Change some variables in .env file and supply it with your GCP account information

# CHANGE-THIS
GCP_PROJECT_ID="pacific-decoder-382709"

# CHANGE-THIS
GCS_BUCKET="datalake-github-pipeline"

# CHANGE-THIS
GCP_ZONE="asia-southeast1-b"

# CHANGE-THIS
GCS_BUCKET_ID="datalake-github-pipeline_pacific-decoder-382709"

# CHANGE-THIS
GCS_PATH="gs://datalake-github-pipeline_pacific-decoder-382709"

# CHANGE-THIS
GCP_EMAIL_WITHOUT_DOMAIN_NAME="learndewi"

Change some variables in infra/gcp/terraform.tfvars and supply it with your GCP setting information

project_id = "pacific-decoder-382709" # CHANGE-THIS
region     = "asia-southeast1"        # CHANGE-THIS
zone       = "asia-southeast1-b"      # CHANGE-THIS

Run prefect server and agent in VM with this command

export PREFECT_ORION_UI_API_URL=http://<external-vm-ip>:4200/api 

make docker-spin-up

Go to your browser and paste http://<external-vm-ip>:4200 on URL bar to open prefect dashboard.
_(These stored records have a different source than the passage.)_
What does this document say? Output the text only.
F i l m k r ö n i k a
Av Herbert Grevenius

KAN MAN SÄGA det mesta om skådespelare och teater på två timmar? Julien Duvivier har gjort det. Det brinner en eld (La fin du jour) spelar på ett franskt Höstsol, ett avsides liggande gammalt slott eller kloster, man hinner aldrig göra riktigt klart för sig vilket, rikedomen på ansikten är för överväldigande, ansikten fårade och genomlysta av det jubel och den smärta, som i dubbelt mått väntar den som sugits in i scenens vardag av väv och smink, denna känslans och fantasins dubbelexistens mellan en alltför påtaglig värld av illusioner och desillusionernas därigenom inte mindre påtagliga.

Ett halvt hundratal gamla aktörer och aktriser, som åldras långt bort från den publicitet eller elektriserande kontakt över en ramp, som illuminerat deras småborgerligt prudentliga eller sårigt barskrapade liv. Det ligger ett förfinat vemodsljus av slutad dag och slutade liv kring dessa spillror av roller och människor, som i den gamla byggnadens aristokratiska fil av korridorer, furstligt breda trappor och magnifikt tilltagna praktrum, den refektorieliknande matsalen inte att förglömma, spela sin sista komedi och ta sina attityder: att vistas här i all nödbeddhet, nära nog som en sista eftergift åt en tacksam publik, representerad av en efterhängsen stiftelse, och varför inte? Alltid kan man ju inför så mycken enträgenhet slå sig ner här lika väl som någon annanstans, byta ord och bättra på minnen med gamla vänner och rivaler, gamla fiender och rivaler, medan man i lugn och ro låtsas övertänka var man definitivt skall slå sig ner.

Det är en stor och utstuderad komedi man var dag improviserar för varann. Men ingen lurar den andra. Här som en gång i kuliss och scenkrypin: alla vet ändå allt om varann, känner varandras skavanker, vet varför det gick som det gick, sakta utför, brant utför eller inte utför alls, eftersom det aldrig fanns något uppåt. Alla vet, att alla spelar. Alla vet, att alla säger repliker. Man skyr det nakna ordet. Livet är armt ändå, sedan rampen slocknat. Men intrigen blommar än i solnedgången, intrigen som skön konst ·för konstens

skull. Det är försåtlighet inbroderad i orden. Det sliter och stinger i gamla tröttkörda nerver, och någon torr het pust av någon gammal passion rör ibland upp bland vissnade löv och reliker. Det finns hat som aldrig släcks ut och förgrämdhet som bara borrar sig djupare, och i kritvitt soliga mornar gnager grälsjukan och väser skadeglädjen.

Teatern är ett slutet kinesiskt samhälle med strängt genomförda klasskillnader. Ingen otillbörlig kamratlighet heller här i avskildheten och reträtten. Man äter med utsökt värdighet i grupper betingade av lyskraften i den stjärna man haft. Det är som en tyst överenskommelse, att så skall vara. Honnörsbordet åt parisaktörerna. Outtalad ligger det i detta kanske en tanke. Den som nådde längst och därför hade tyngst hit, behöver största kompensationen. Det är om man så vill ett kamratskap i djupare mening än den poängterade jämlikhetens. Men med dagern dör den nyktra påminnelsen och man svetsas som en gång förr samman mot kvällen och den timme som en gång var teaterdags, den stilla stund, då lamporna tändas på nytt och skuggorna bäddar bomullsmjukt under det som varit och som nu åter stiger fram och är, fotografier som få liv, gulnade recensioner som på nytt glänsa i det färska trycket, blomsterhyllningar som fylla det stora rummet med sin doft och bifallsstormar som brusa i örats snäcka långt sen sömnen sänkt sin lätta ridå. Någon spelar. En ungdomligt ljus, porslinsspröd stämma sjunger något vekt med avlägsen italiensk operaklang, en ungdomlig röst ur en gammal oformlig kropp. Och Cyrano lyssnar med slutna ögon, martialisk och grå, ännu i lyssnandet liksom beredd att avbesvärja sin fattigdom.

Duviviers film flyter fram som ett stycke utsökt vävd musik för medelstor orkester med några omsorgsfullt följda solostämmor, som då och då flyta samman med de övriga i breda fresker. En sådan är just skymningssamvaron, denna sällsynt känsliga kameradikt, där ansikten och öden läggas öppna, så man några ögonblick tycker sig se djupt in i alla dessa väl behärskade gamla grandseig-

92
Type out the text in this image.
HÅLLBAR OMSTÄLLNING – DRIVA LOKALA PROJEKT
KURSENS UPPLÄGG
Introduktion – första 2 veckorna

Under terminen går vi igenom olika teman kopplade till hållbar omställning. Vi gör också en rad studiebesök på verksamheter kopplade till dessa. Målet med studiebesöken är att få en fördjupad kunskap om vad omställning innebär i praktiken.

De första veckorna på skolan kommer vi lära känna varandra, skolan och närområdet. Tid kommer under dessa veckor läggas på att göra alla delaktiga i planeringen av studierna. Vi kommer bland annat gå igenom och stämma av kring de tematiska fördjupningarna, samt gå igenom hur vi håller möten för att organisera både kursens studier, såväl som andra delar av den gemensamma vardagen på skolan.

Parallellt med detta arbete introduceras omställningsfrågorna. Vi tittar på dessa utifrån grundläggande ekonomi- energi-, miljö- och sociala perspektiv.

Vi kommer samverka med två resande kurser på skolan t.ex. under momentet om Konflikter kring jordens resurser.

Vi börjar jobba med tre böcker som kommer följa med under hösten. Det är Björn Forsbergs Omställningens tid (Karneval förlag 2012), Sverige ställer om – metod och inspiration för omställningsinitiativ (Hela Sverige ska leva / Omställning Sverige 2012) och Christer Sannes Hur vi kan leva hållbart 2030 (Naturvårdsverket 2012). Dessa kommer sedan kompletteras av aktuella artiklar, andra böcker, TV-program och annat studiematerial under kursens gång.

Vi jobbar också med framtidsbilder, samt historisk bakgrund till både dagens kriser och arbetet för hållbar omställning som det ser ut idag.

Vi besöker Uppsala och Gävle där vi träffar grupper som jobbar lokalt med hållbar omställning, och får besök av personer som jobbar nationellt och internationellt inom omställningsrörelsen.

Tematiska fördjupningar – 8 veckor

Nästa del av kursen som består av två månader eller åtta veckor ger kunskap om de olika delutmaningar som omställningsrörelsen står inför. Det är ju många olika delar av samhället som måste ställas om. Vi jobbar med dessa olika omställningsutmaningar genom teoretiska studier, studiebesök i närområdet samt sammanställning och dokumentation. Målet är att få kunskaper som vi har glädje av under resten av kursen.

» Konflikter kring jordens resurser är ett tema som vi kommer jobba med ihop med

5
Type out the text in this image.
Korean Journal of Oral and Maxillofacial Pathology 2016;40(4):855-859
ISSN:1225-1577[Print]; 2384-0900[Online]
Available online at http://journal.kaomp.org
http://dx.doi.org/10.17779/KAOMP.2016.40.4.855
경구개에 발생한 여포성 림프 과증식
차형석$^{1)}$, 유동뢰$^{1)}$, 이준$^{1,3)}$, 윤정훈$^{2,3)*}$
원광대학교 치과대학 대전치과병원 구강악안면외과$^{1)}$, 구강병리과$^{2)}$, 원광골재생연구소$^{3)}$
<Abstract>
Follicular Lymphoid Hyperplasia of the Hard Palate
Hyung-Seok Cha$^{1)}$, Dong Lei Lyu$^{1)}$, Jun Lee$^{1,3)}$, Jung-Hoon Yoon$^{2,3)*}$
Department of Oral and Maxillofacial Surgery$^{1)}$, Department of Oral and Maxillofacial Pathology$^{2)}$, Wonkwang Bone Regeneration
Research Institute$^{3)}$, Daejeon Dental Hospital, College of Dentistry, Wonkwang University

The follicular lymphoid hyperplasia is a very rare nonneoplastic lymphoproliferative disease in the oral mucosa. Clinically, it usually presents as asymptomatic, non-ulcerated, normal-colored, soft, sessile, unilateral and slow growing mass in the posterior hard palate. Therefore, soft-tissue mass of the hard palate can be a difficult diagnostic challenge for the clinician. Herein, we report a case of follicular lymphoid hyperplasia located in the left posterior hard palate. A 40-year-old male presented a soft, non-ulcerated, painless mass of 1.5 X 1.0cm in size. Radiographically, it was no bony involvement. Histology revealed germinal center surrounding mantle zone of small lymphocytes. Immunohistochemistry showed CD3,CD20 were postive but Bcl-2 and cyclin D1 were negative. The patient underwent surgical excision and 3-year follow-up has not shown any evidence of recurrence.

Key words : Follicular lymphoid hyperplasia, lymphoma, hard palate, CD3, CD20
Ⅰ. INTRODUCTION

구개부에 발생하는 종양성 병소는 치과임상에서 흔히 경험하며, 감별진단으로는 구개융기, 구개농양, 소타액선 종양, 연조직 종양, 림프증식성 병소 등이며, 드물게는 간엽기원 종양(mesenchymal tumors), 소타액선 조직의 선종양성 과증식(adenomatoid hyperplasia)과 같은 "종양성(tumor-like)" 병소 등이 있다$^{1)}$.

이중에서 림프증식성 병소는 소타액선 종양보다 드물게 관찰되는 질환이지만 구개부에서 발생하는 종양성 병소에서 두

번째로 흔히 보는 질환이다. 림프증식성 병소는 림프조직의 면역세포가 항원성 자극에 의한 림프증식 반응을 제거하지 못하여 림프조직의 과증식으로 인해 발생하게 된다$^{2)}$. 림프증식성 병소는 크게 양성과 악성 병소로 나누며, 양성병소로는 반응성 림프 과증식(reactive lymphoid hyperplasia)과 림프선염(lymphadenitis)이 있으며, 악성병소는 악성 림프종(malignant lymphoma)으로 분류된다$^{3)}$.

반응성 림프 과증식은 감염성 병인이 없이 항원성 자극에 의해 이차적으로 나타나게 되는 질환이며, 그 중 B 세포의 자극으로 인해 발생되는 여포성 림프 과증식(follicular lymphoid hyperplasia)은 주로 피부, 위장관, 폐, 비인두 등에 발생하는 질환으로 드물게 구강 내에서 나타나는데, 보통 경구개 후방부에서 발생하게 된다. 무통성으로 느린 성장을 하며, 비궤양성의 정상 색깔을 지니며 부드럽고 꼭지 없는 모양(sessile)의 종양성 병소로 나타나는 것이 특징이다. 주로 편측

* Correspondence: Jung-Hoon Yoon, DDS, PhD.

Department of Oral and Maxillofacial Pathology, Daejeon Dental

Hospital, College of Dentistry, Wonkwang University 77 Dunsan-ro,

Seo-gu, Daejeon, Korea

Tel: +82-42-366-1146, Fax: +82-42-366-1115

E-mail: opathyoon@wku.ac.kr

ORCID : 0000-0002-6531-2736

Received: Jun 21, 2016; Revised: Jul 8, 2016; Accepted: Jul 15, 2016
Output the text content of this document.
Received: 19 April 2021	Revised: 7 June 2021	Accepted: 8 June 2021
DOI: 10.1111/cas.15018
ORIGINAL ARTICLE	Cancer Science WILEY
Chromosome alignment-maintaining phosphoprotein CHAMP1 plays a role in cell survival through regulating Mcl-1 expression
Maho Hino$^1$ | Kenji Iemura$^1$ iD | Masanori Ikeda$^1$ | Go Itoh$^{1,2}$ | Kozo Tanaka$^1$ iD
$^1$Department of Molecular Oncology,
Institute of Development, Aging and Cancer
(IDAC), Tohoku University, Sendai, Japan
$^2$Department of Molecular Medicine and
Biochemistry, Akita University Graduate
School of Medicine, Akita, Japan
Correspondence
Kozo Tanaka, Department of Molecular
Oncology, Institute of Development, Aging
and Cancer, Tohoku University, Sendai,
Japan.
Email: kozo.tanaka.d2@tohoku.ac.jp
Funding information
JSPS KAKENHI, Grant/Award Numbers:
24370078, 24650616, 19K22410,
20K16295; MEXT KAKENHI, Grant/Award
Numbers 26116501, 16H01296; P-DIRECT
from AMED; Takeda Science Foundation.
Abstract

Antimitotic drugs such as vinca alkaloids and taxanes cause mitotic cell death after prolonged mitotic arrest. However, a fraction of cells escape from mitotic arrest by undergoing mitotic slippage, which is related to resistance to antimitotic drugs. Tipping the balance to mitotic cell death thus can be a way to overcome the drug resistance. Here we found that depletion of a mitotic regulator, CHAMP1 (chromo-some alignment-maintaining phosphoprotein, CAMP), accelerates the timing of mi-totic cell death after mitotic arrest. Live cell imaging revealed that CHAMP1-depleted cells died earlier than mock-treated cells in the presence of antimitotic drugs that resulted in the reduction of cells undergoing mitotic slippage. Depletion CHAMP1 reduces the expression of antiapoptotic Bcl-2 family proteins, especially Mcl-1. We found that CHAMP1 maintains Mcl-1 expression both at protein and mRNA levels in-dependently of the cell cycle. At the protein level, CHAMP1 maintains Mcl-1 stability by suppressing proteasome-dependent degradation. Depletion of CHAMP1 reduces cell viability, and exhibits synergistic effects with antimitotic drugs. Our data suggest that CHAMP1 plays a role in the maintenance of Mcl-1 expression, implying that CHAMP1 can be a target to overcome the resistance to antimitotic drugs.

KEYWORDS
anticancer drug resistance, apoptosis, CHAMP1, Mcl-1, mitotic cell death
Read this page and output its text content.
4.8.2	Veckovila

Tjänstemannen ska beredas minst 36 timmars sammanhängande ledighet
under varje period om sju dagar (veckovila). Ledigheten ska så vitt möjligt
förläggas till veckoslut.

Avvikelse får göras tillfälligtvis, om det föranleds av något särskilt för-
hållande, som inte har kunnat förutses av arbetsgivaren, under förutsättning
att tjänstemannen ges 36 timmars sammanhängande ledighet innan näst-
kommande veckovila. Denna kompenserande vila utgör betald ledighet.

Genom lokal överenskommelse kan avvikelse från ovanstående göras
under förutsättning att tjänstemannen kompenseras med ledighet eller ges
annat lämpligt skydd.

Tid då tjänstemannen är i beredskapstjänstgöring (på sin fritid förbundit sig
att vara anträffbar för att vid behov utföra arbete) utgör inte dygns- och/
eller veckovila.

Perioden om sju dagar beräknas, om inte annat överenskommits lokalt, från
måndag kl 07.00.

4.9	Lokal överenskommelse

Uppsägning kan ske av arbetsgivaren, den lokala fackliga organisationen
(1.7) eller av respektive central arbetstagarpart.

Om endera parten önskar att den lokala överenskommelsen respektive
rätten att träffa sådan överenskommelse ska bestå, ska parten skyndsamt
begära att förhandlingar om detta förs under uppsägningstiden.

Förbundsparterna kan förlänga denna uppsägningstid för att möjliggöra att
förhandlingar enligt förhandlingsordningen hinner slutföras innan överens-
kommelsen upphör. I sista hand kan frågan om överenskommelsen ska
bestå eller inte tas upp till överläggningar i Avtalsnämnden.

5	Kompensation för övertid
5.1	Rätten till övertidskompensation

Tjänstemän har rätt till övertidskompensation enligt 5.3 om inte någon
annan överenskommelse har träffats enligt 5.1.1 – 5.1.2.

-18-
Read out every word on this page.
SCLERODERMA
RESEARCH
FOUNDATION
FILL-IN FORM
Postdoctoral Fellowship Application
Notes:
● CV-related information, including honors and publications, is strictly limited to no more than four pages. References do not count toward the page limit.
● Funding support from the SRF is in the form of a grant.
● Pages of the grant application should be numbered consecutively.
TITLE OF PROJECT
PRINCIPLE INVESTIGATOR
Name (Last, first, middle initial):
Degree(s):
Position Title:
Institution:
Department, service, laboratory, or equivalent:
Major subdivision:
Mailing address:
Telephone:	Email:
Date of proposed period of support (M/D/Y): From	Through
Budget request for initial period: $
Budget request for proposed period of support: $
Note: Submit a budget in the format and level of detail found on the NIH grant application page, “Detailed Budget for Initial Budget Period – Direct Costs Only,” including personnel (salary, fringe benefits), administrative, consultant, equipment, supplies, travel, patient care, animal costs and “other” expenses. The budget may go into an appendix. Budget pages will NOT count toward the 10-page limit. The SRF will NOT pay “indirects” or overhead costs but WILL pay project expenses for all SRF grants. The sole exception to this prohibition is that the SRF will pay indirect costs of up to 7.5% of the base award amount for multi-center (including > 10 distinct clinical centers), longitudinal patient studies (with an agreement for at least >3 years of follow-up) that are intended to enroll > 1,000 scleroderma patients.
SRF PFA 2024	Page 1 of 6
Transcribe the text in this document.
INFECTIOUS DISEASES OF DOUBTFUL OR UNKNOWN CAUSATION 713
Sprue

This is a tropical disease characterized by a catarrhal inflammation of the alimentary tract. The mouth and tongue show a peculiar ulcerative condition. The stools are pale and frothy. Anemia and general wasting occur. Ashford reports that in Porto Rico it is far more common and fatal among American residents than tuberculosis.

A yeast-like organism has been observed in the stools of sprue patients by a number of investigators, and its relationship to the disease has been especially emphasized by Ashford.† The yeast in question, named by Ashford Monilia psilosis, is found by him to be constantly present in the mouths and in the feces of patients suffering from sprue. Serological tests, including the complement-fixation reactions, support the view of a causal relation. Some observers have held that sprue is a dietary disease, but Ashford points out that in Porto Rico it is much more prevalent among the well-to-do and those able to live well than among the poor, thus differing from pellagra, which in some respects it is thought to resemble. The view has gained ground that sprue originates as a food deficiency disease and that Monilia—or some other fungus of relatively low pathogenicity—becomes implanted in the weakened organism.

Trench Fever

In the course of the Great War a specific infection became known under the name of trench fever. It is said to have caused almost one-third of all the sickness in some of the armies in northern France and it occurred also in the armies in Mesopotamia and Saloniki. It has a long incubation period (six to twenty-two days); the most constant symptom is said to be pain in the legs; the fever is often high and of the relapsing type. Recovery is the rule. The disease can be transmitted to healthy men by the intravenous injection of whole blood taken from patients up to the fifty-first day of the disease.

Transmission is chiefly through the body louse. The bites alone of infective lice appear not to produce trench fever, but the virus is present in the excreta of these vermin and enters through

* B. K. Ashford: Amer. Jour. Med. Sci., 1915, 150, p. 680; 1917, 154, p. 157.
Now your prefect core is up!
Start historical data ingestion to cloud storage with this command
```
make block-create
make ingest-data
```
This command will create a prefect flow deployment to:
- read data from github events
- chunk data into a certain rows
- type cast data as needed
- store data into cloud storage partitioned by its year, month and day.
To ingest moving-forward data run this command:
```
make set-daily-ingest-data
```
This command will schedule a deployment in prefect to run daily ingestion data at 00.01.
Once all the raw data are stored in the datalake, we can start transforming the raw data into our data warehouse with dbt. Run this command to transform data to dev environment.
```
make transform-data-dev
```
To transform data to a production environment, run this command
```
make transform-data-prod
```
To set daily transformation data to the production environment, run this command:
```
make set-daily-transform-data-prod
```
This command will schedule a deployment in prefect to run daily dbt transformation data at 03.01.